I see Trump’s 2024 victory as a victory for free speech, for food systems, healthcare, for our borders, for families, for freedom in general, and as hope for our future.

But it’s not so much about Trump – I feel excited about Vance, Elon, Tulsi, RFK Jr and others getting into positions of governmental power where they can start to make real change.

And the reproductive rights issue?

How could the woman who wrote “my body can make babies and I can kill them if I want to” vote for people who are pro-life?

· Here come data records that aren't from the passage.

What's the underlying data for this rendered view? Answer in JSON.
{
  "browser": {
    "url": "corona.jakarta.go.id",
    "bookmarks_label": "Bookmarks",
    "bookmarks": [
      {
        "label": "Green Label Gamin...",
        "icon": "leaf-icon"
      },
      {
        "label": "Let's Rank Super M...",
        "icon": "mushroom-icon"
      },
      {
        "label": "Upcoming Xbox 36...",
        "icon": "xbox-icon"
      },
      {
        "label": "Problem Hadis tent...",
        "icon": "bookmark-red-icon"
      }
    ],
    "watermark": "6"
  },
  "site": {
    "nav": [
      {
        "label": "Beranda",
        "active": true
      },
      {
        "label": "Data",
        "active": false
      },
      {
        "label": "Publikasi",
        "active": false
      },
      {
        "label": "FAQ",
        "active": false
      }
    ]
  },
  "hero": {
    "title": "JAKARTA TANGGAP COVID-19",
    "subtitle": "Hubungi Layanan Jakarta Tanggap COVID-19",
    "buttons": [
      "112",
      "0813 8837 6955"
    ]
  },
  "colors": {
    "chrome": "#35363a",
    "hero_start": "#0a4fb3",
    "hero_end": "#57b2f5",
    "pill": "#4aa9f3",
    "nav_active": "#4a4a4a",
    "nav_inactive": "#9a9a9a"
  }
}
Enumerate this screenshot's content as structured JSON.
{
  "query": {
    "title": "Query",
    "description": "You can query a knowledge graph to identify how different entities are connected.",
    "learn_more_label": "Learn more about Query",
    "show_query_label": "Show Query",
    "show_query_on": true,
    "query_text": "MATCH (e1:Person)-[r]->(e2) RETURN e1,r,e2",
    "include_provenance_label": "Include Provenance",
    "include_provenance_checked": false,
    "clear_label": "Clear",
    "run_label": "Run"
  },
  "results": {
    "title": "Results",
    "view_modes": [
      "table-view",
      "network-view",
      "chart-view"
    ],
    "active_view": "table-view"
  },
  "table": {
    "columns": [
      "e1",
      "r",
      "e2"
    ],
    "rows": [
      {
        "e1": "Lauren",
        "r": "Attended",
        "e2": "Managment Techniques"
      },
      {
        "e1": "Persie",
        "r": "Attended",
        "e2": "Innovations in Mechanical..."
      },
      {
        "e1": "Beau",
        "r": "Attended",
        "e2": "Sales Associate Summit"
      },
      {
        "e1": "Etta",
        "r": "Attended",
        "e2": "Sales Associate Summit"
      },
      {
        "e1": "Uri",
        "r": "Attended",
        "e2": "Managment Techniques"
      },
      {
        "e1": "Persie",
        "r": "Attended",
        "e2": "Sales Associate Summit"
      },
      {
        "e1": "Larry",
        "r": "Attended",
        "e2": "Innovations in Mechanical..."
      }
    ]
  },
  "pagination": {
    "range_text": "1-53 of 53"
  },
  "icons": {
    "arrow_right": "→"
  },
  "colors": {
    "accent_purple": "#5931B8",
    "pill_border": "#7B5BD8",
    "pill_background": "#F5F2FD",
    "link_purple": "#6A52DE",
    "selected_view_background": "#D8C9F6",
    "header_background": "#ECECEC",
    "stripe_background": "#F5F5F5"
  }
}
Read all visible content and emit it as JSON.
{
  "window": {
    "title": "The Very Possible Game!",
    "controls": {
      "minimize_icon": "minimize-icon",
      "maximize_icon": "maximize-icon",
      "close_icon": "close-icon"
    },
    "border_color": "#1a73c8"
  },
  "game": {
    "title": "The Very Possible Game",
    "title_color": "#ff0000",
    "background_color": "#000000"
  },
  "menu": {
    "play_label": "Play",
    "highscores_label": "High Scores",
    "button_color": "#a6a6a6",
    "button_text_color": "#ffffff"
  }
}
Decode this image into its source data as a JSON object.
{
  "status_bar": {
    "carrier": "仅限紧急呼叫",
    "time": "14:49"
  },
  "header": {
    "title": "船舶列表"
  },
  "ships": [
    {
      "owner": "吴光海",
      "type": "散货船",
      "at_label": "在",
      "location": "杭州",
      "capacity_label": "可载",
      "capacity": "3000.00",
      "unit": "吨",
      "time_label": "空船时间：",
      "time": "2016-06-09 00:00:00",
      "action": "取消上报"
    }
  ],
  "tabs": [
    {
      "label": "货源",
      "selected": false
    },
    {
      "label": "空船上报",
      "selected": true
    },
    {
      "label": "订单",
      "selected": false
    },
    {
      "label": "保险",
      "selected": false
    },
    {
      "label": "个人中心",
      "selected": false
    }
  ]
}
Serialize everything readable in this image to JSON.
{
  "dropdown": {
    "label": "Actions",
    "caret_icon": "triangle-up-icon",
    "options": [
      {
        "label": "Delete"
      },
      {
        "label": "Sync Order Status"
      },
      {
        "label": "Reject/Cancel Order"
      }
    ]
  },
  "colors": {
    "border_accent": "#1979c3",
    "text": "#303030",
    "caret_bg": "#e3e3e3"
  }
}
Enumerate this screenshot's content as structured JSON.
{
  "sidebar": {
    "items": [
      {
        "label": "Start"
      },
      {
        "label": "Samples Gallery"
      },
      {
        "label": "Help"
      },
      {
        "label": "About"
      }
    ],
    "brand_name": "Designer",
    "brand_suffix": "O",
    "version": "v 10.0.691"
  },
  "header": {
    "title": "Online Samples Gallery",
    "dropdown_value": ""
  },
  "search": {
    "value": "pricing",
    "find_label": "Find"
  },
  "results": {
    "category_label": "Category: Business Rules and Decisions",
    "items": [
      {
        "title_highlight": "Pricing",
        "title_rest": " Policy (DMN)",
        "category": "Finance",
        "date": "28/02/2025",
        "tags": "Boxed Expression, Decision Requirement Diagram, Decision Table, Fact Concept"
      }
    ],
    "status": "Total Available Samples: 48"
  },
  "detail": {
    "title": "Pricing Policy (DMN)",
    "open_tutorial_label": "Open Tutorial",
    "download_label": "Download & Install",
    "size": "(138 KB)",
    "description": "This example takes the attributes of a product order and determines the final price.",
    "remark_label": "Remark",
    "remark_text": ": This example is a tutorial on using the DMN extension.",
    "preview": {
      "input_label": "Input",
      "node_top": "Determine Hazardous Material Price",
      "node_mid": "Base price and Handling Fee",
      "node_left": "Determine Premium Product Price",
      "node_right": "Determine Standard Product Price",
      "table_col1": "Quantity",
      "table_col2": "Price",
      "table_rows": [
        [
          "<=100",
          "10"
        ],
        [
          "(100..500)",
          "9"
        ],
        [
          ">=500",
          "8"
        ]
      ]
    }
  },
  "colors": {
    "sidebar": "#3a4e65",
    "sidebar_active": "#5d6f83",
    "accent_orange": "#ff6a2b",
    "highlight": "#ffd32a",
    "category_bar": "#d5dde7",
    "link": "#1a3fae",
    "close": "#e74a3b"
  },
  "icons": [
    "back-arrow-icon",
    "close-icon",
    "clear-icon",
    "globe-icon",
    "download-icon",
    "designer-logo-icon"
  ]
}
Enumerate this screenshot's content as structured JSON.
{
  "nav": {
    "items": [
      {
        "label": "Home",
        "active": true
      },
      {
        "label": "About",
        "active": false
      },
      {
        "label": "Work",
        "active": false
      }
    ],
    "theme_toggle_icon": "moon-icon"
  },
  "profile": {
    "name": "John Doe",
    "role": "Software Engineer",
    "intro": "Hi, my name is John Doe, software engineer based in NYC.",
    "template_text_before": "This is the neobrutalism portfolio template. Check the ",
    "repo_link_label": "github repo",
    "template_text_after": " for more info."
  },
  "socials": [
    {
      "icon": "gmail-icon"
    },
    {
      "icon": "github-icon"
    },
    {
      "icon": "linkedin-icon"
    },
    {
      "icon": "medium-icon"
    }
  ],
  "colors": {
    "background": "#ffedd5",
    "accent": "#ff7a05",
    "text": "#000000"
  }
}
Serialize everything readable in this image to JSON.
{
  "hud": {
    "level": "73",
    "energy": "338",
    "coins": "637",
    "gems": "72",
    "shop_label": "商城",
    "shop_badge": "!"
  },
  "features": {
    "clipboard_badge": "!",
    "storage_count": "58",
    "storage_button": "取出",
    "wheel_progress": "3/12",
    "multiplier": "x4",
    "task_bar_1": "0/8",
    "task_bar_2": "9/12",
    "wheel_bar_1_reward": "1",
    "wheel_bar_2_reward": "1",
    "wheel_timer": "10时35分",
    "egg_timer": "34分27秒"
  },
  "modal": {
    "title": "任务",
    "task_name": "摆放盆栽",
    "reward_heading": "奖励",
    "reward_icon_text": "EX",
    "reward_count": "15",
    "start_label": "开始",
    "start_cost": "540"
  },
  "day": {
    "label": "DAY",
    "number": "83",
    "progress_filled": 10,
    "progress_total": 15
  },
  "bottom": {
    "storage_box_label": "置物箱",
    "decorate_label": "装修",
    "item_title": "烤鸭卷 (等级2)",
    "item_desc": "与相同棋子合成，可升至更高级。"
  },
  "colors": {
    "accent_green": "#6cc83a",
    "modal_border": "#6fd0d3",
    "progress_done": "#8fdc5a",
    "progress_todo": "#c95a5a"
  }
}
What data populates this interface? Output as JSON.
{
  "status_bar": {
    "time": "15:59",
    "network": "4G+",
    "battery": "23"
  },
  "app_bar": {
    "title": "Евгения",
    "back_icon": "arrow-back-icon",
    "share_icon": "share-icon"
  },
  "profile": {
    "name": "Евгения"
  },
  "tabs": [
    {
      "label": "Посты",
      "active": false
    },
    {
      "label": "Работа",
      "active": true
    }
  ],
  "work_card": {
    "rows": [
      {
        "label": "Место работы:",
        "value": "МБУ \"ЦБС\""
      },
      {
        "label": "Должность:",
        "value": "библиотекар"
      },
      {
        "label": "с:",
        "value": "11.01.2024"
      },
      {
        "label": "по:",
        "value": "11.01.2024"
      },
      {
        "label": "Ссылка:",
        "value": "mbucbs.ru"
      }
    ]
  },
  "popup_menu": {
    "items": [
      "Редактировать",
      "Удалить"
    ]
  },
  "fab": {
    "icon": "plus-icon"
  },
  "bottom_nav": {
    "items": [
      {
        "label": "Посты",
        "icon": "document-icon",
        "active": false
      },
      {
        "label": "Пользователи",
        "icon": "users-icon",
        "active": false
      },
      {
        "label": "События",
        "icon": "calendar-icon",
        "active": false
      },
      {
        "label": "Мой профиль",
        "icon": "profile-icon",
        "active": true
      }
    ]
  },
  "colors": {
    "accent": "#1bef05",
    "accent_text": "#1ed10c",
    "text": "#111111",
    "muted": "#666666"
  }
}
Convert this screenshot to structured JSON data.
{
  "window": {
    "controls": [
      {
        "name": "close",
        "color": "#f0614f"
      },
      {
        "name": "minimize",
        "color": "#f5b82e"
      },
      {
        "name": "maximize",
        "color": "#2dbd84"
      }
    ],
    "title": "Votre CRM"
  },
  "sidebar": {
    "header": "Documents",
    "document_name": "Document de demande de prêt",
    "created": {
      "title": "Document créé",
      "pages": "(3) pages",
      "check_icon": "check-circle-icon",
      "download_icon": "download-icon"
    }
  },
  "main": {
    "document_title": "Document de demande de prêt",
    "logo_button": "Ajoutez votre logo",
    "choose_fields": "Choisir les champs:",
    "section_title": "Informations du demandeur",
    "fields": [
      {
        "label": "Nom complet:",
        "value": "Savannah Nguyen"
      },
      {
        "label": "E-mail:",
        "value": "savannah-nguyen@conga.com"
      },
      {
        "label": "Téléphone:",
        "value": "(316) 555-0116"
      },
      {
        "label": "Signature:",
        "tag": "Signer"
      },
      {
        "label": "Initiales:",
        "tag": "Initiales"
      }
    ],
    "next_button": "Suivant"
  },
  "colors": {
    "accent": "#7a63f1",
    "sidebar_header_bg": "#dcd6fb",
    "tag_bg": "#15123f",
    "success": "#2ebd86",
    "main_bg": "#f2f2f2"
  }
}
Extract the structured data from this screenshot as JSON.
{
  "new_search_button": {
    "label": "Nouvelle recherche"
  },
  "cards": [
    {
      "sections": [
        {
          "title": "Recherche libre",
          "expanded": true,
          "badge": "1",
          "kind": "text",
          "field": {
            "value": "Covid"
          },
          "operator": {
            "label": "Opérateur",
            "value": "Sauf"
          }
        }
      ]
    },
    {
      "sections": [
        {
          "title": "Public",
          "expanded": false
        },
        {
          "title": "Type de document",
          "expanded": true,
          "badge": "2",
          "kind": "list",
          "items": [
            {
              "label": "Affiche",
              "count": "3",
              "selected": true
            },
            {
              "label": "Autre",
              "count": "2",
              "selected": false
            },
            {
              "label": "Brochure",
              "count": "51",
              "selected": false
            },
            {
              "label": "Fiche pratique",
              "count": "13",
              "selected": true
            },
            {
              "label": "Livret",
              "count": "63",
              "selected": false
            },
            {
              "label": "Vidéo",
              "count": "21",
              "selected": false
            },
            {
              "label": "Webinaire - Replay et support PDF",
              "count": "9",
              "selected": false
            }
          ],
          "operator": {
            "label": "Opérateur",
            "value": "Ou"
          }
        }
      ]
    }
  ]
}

Well, abortion isn’t outlawed, it’s now up to the vote of people in individual states (and there are exceptions). I think women should always have access to abortions, and I’ve also heard Vance talk about it and think he’s reasonable. I think women should be taught more about how our bodies function so we can track our fertility and prevent pregnancy without relying on pharmaceuticals. And to be honest while I think that is still a great line of poetry in terms of art, I laugh reading it now, because it’s full of young angst and I would never write that sentence today!

Truth being told, while I am fully “my body my choice” .. I don’t know that I morally agree with abortion now, either.

So there you have it.

If you are upset about the election and have only concluded that most of America must be racist, sexist, unintelligent assholes (even all the people of color who voted for Trump), you might want to consider instead that perhaps your media sources are lying to you. And you might want to start having real, open discussions with the rest of us.

Though life has brought me to living in Canada, I am proud to be an American, grateful I’m able to vote, and I’m proud of the spirit of our country.